Many thanks, we are down to 628.492 μs
now.
When I try unroll=(1,6)
with a tuple, I get this error:
**ERROR:** MethodError: no method matching bitstore!(::VectorizationBase.PackedStridedBitPointer{1,2}, ::Mask{8,UInt8}, ::SVec{8,Int32})
Stacktrace:
[1] vnoaliasstore!(ptr::VectorizationBase.PackedStridedBitPointer{1,2}, v::Mask{8,UInt8}, i::Tuple{VectorizationBase.Static{0},VectorizationBase._MM{8,VectorizationBase.Static{0}}})
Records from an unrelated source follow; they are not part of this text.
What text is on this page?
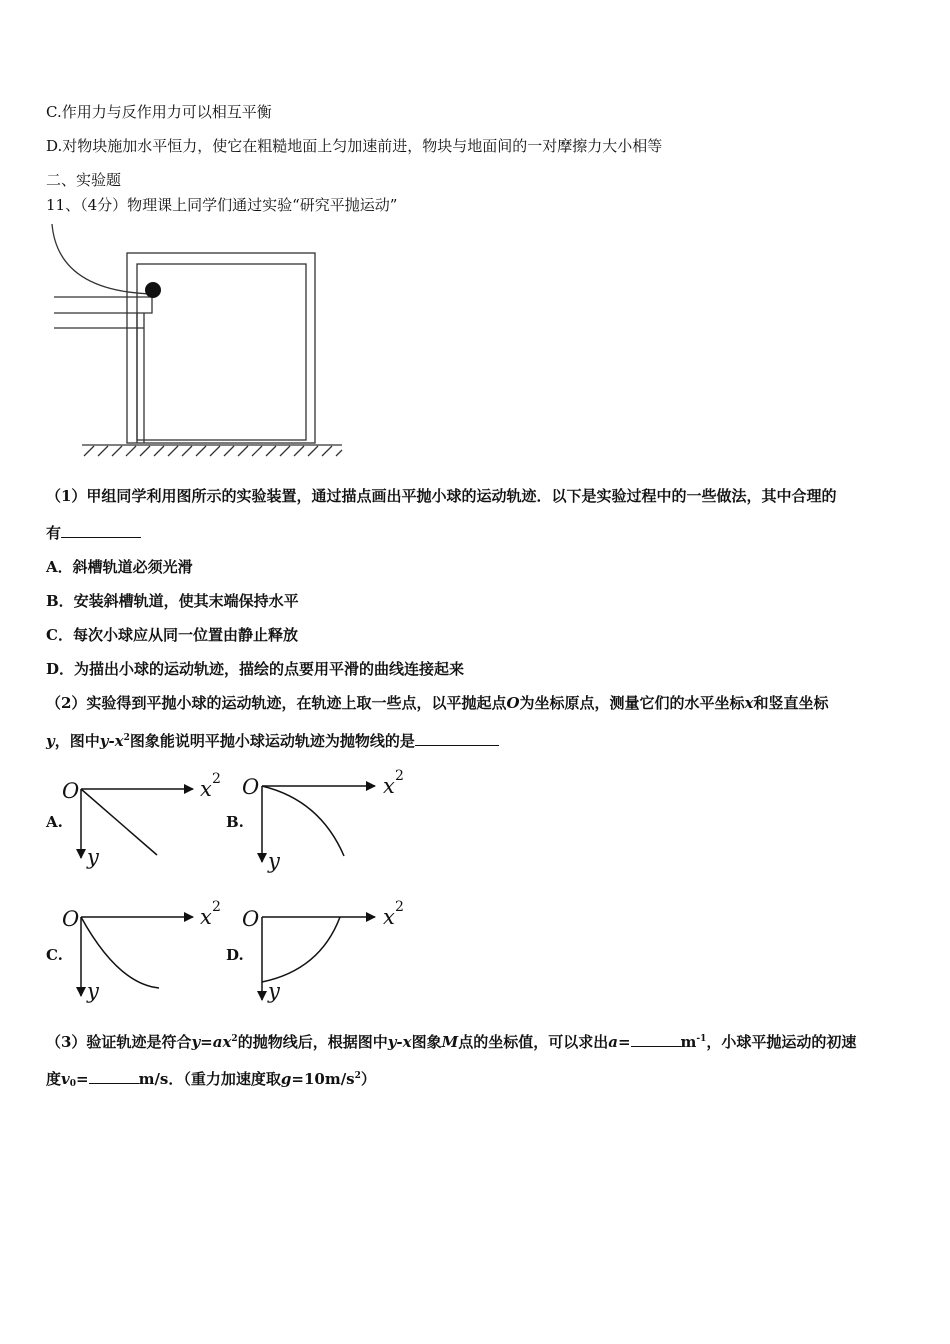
C.作用力与反作用力可以相互平衡
D.对物块施加水平恒力，使它在粗糙地面上匀加速前进，物块与地面间的一对摩擦力大小相等
二、实验题
11、（4分）物理课上同学们通过实验“研究平抛运动”
（1）甲组同学利用图所示的实验装置，通过描点画出平抛小球的运动轨迹．以下是实验过程中的一些做法，其中合理的
有
A．斜槽轨道必须光滑
B．安装斜槽轨道，使其末端保持水平
C．每次小球应从同一位置由静止释放
D．为描出小球的运动轨迹，描绘的点要用平滑的曲线连接起来
（2）实验得到平抛小球的运动轨迹，在轨迹上取一些点，以平抛起点O为坐标原点，测量它们的水平坐标x和竖直坐标
y，图中$y-x^2$图象能说明平抛小球运动轨迹为抛物线的是
A.	B.
C.	D.
O	x
y
O	x
y
O	x
y
O	x
y
2	2
2	2
（3）验证轨迹是符合$y=ax^2$的抛物线后，根据图中y-x图象M点的坐标值，可以求出a=	$m^{-1}$，小球平抛运动的初速
度$v_0=$	m/s．（重力加速度取$g=10m/s^2$）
@ VectorizationBase ~/.julia/packages/VectorizationBase/kIoqa/src/masks.jl:424
In a loop like this, is there any way to insist that seen
really remains an integer, not an SVec?
@avx unroll=4 for c in axes(x,2)
seen = 0
for r in axes(x,1)
flag = onlyone(x[r,c] == y[c], seen)
mask[r,c] = flag
seen += any(flag)
end
end
I tried for instance moving @avx
to the inner loop, but then I get
ERROR: MethodError: no method matching subsetview(::VectorizationBase.PackedStridedBitPointer{1,2}, ::Val{2}, ::Int64)
This was Threads.nthreads() == 4
, possibly unwisely, on a 2-core laptop.